A stock split is a corporate action in which a company divides its existing shares into multiple new shares.

The primary goal of a stock split is to increase the number of outstanding shares while reducing the price per share. This does not change the overall market capitalization or the total value of the company.

Stock splits are typically implemented to make the company’s shares more affordable to a broader range of investors and to improve liquidity in the stock.

Here’s how a stock split typically works:

  • Effective Date: On the designated effective date, the split becomes official, and existing shareholders receive additional shares for each share they already own according to the predetermined ratio. For example, in a 2-for-1 stock split, shareholders would receive two new shares for every one old share they held.
  • Adjusted Stock Price: After the split, the stock’s market price is adjusted accordingly. If it was trading at $100 per share before a 2-for-1 split, it would likely start trading at around $50 per share after the split.

Stock splits are often seen as a positive sign by investors, as they can make shares more affordable for smaller investors and increase the liquidity of the stock.

However, the fundamental value of the company remains the same.

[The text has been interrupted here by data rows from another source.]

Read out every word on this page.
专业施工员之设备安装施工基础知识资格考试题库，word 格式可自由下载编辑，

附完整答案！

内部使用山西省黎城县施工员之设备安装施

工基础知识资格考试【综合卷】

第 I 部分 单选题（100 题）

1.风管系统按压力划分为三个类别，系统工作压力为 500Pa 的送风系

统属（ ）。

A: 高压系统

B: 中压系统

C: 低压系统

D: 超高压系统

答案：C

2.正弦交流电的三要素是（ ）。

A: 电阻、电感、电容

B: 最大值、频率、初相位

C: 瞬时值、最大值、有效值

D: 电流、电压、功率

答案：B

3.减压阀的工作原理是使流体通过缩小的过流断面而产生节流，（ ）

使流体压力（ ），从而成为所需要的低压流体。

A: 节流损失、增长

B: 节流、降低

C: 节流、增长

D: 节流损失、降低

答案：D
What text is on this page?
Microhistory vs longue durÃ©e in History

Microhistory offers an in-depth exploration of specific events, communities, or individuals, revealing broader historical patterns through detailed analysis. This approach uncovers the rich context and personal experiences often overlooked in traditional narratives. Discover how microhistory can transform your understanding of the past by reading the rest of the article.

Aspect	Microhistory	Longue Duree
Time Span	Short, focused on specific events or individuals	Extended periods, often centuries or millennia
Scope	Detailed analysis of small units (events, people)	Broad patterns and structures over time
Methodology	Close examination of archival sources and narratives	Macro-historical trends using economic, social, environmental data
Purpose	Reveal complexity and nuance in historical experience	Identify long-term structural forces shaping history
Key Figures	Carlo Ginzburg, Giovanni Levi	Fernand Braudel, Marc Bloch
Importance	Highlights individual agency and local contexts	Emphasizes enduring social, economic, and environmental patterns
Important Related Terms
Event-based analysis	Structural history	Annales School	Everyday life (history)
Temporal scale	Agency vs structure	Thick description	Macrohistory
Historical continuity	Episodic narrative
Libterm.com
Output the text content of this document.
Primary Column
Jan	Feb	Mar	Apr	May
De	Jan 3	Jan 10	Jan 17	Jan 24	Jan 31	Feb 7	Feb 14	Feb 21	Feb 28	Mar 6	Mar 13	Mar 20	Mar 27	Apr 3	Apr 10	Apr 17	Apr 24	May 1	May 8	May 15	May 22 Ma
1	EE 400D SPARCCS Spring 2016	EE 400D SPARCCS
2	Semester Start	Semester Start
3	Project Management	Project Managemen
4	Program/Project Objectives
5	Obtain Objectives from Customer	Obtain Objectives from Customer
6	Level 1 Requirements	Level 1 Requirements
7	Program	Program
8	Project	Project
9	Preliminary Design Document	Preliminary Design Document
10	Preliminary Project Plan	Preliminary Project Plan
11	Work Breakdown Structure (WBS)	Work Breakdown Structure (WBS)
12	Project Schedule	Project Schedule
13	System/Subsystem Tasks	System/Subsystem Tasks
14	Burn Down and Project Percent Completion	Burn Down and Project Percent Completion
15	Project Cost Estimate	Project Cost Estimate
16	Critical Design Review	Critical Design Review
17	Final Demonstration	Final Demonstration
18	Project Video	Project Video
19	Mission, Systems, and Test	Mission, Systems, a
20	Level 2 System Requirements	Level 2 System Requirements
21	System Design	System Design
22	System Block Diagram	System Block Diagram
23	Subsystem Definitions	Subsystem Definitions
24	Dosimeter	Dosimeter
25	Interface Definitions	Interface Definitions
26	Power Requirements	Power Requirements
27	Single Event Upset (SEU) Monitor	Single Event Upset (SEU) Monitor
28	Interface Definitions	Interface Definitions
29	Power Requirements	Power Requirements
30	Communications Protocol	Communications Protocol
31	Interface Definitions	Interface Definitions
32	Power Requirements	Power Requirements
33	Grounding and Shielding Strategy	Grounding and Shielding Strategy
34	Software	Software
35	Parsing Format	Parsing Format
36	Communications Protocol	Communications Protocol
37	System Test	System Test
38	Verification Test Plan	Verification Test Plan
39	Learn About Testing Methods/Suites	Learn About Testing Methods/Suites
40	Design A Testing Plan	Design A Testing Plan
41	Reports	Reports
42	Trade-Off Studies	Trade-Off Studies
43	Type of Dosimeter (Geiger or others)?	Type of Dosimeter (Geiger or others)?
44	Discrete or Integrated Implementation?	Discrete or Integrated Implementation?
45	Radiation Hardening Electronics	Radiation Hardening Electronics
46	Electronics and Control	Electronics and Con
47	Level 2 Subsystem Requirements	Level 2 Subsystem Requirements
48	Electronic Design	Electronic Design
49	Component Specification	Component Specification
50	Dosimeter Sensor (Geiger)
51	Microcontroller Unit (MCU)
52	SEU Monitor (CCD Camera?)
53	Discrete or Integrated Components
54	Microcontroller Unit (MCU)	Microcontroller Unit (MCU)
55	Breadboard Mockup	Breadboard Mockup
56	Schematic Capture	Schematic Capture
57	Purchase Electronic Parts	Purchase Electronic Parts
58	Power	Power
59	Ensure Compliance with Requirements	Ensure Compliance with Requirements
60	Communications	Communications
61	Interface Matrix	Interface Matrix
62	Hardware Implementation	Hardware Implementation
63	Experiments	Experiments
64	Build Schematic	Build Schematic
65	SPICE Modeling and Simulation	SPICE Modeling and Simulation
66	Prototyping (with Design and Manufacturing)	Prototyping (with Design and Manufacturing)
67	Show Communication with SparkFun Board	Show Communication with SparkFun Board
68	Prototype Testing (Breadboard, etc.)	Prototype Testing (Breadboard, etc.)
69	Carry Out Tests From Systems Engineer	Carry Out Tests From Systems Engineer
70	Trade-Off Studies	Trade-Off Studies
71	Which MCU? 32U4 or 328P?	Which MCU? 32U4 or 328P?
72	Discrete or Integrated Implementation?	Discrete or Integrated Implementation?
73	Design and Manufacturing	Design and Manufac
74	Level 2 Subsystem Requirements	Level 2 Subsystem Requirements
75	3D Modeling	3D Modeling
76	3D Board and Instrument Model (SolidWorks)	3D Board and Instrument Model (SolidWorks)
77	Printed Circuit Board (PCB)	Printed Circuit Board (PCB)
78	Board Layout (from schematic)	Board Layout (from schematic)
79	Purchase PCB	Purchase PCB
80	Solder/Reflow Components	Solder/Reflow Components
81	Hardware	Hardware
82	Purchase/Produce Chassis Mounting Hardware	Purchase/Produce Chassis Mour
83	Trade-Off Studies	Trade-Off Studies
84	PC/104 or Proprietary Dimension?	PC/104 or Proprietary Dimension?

Stock splits are different from reverse stock splits, where a company reduces the number of shares outstanding and increases the price per share, typically done to meet listing requirements or boost a low stock price.

Warren Buffett has refused to split Berkshire Hathaway’s A-shares, and today, one share costs more than 500,000 dollars!

Stock splits performance and backtest

In a paper called Long-Run Common Stock Returns Following Stock Splits and Reverse Splits Hamang Desei and Prem Jain explore the performance of stocks following a split and reverse split announcement.

They examined the 1- and 3-year performance of common stocks following 5596 splits and 76 reverse splits made during 1976-91.

For stock splits, they found that, on average, the 1 and 3 year buy and hold abnormal returns after the announcement month are 7.05% and 11.87%, respectively. For reverse splits, the corresponding abnormal returns are -10.76% and -33.90%.

There is another piece of research by Schaeffer’s Investment Research called How Stocks Tend to Perform After Stock Splits where they tested how stocks that split their shares performed after 2 weeks, 1-month, 3-month, and 6-month periods. Here is what they found:

Source: How Stocks Tend To Perform After Stock Splits, Schaeffer Research.

Stocks that split their shares returned on average 5.25% after the split vs 4.39% for the S&P 500. However, only 50.8% of the stocks beat the index.

Lastly, another backtest conducted by Stocksoft Research called How Do Stocks Perform After Stock Splits? also found that stocks undergoing splits have outperformed their peers since 1990:

Source: How Do Stocks Perform After Stock Splits? – Stocksoft Research

They discovered that stock that split their shares returns 11.7% after 180 days vs 9.08% for the S&P 500.

Stock split trading strategy – conclusion

To sum up, today, you learned what a stock split is, how it works, and how stock splits perform. We found extensive evidence that stocks that split their shares tend to outperform their benchmarks. Traders can use this positive drift to their advantage and incorporate it into their trading systems.